Danser aux portes de l’enfer
L’affaire du massacre des ravers par le commando venu de Gaza n’en a pas fini de faire couler de l’encre et des larmes de crocodile parfumées à la moraline. Dans une perspective analytique, voici ce que l’on pourrait en dire : des centaines de jeunes Israéliens se rassemblent pour teufer joyeusement, insoucieusement, à quelques encablures de l’"obstacle" (Gideon Levy) en principe infranchissable qui les sépare du camp de concentration à ciel ouvert dans lequel sont reclus et entassés deux millions de Gazaouis. On ne saurait imaginer meilleure image, meilleur symbole, meilleure allégorie de l’absence de toute commune mesure entre le sort des uns et des autres. Faire la fête aux portes de Gaza, cela suppose, non seulement une sublime inconscience, mais surtout une indifférence de glace aux destins de ceux qui survivent à grand peine et meurent sous les bombes ou à défaut de soins appropriés de l’autre côté de l’obstacle. Dans une scène saisissante de Falkenau, film de Emil Weiss, les notables et les habitants de la bourgade située près du camp de concentration nazi tout juste libéré par les troupes américaines (le film utilise les images filmées sur le vif par Samuel Fuller) sont contraints à défiler devant les cadavres alignés des détenus morts d’inanition ou de mauvais traitement au cours des jours précédents. Ils sont convoqués à regarder en face, dans la honte, le crime qui se perpétuait à deux pas de chez eux et dont ils ont voulu tout ignorer, des années durant. On pourrait dire que le massacre des joyeux ravers est un remake apocalyptique de la scène filmée par Fuller, pour l’Histoire, pour l’édification des générations futures et accompagnée dans le film de Weiss, d’un commentaire au ton de jugement de Dieu.

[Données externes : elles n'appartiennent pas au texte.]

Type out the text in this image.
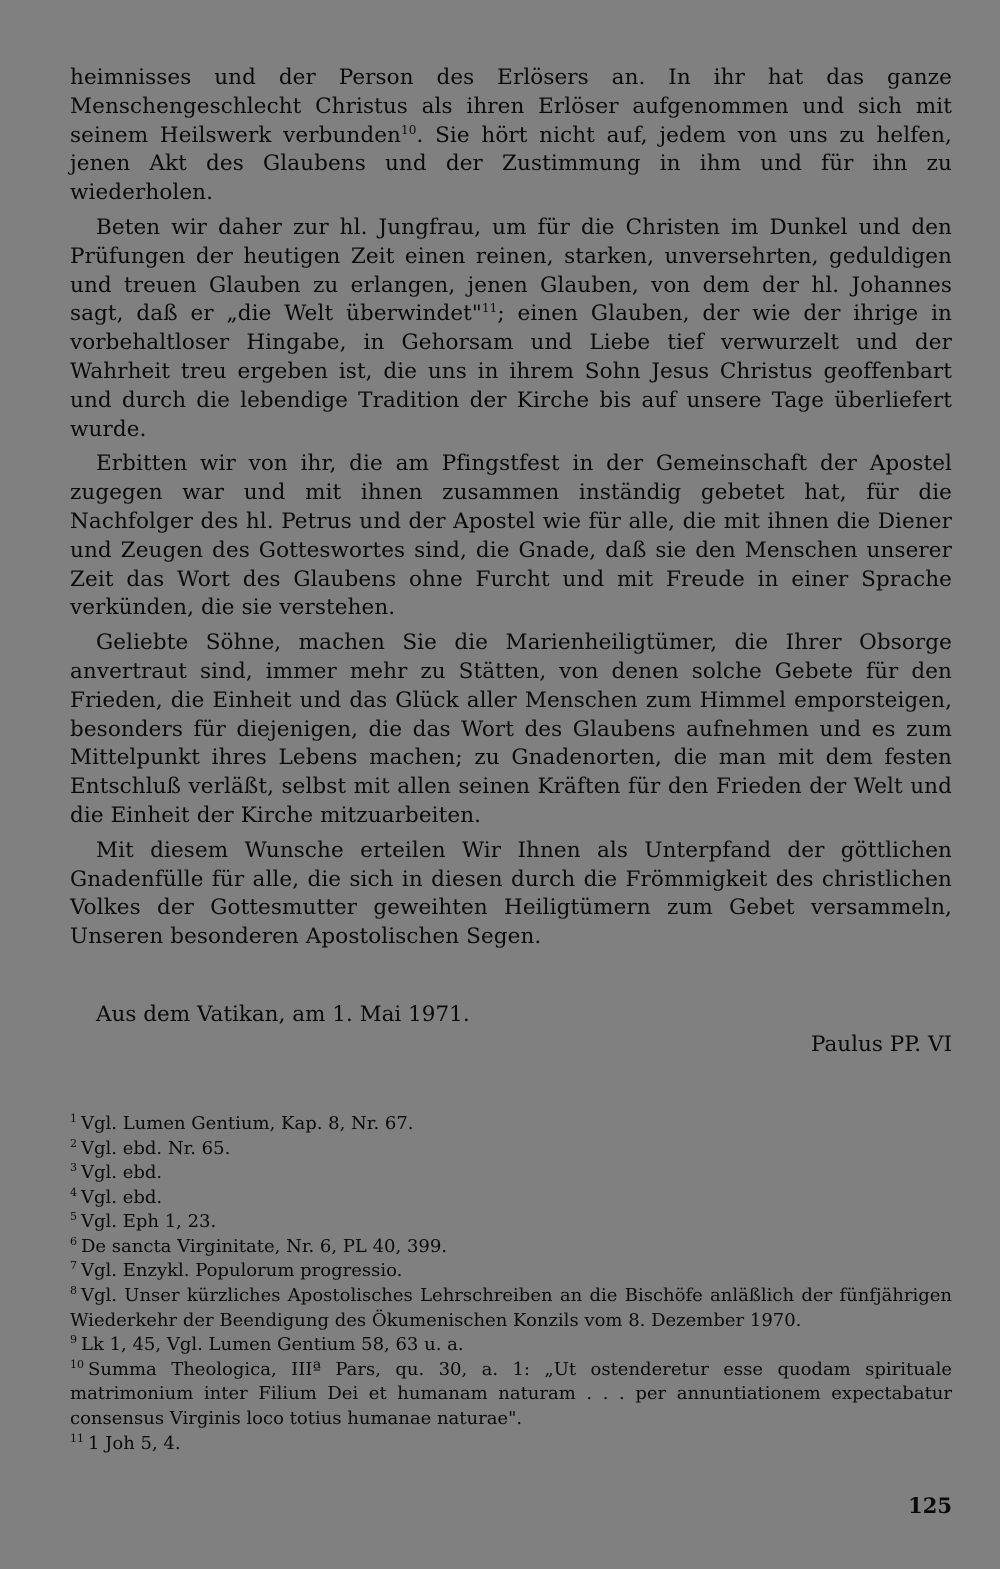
heimnisses und der Person des Erlösers an. In ihr hat das ganze Menschengeschlecht Christus als ihren Erlöser aufgenommen und sich mit seinem Heilswerk verbunden$^{10}$. Sie hört nicht auf, jedem von uns zu helfen, jenen Akt des Glaubens und der Zustimmung in ihm und für ihn zu wiederholen.

Beten wir daher zur hl. Jungfrau, um für die Christen im Dunkel und den Prüfungen der heutigen Zeit einen reinen, starken, unversehrten, geduldigen und treuen Glauben zu erlangen, jenen Glauben, von dem der hl. Johannes sagt, daß er „die Welt überwindet"$^{11}$; einen Glauben, der wie der ihrige in vorbehaltloser Hingabe, in Gehorsam und Liebe tief verwurzelt und der Wahrheit treu ergeben ist, die uns in ihrem Sohn Jesus Christus geoffenbart und durch die lebendige Tradition der Kirche bis auf unsere Tage überliefert wurde.

Erbitten wir von ihr, die am Pfingstfest in der Gemeinschaft der Apostel zugegen war und mit ihnen zusammen inständig gebetet hat, für die Nachfolger des hl. Petrus und der Apostel wie für alle, die mit ihnen die Diener und Zeugen des Gotteswortes sind, die Gnade, daß sie den Menschen unserer Zeit das Wort des Glaubens ohne Furcht und mit Freude in einer Sprache verkünden, die sie verstehen.

Geliebte Söhne, machen Sie die Marienheiligtümer, die Ihrer Obsorge anvertraut sind, immer mehr zu Stätten, von denen solche Gebete für den Frieden, die Einheit und das Glück aller Menschen zum Himmel emporsteigen, besonders für diejenigen, die das Wort des Glaubens aufnehmen und es zum Mittelpunkt ihres Lebens machen; zu Gnadenorten, die man mit dem festen Entschluß verläßt, selbst mit allen seinen Kräften für den Frieden der Welt und die Einheit der Kirche mitzuarbeiten.

Mit diesem Wunsche erteilen Wir Ihnen als Unterpfand der göttlichen Gnadenfülle für alle, die sich in diesen durch die Frömmigkeit des christlichen Volkes der Gottesmutter geweihten Heiligtümern zum Gebet versammeln, Unseren besonderen Apostolischen Segen.

Aus dem Vatikan, am 1. Mai 1971.
Paulus PP. VI

$^1$ Vgl. Lumen Gentium, Kap. 8, Nr. 67.

$^2$ Vgl. ebd. Nr. 65.

$^3$ Vgl. ebd.

$^4$ Vgl. ebd.

$^5$ Vgl. Eph 1, 23.

$^6$ De sancta Virginitate, Nr. 6, PL 40, 399.

$^7$ Vgl. Enzykl. Populorum progressio.

$^8$ Vgl. Unser kürzliches Apostolisches Lehrschreiben an die Bischöfe anläßlich der fünfjährigen Wiederkehr der Beendigung des Ökumenischen Konzils vom 8. Dezember 1970.

$^9$ Lk 1, 45, Vgl. Lumen Gentium 58, 63 u. a.

$^{10}$ Summa Theologica, IIIª Pars, qu. 30, a. 1: „Ut ostenderetur esse quodam spirituale matrimonium inter Filium Dei et humanam naturam . . . per annuntiationem expectabatur consensus Virginis loco totius humanae naturae".

$^{11}$ 1 Joh 5, 4.

125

Sur cette frontière surarmée, suréquipée, hypertechnologique et néanmoins franchie par ce commando palestinien équipé somme toute de moyens artisanaux, ce sont deux mondes qui se séparent - ici, le Nord global et le Sud global dans des versions contrastées, dramatisées à outrance. Habituellement, sur tout le pourtour de la planète, là où se situe la ligne de partage des eaux entre Sud et Nord global, ce sont évidemment les plébéiens démunis et à bout de souffle qui trinquent : sur le mur séparant le Mexique du sud des Etats-Unis, sur lequel viennent s’échouer les réfugiés d’Amérique centrale au terme de leur exténuante traversée du Mexique ; ou bien à Ceuta et Mellila, là où les Subsahariens viennent se déchirer sur les barbelés espagnols ; dans l’étendue anomique de la Méditerranée, bien sûr, entre Tunisie, Libye et Lampedusa, où les migrants perdent la vie par milliers chaque année ; entre les côtes du Myanmar et celles de Malaisie et Indonésie où errent sans fin des réfugiés Royingas... Et puis voici tout à coup que la photo des malheurs du monde que nous regardons distraitement passer sur le fil de l’actualité se renverse : scène inconcevable où, tout à coup, c’est les autres qui meurent ! Des Blancs ! Et qui ne feraient pas de mal à une mouche - la preuve, ils font la fête, pas la guerre, peace and love sur fond de gros boum-boums acoustiques... Nul doute que ce contrechamp barbare demeurera dans les annales du fatidique divide Nord/Sud, tel qu’il constitue le condensé de toute l’infamie de notre à-présent. Cette image stridente (et sanglante), ce n’est jamais que la version terrible de ce dont les événements récents ont été l’occasion : politiquement, le différend, le gouffre toujours plus béant entre puissances du Nord et Etats (peuples) du Sud n’a jamais été aussi flagrant - les amis d’Israël, c’est l’Occident blanc et assimilé, à peu près sans reste.
Gideon Levy a raison : les Israéliens n’apprendront rien de ce qui vient de leur être infligé, ils n’en rabattront pas sur leur arrogance, leur enfermement dans leurs présomptions suprémacistes ne cédera pas devant le principe de réalité. Mais du moins, une chose aura eu lieu : ils auront eu l’occasion d’éprouver dans leur chair, comme les Etats-Uniens à l’occasion du 11 Septembre, que leur condition immunitaire et leur impunité en toutes choses ne sont pas irréversibles, un privilège destinal fondé sur la divine Providence. La réalité les a rejoints là où ont commencé à souffrir, à payer le prix du sang et des larmes eux aussi. A défaut de les instruire, ce renversement éphémère de situation aura, variablement, ébranlé et réveillé les habitants de la planète qui, dans leur immense majorité, ne voient pas de quel droit les Israéliens entendent s’accaparer la terre des Palestiniens et les réduire, comme peuple, à la plus résiduelle des conditions.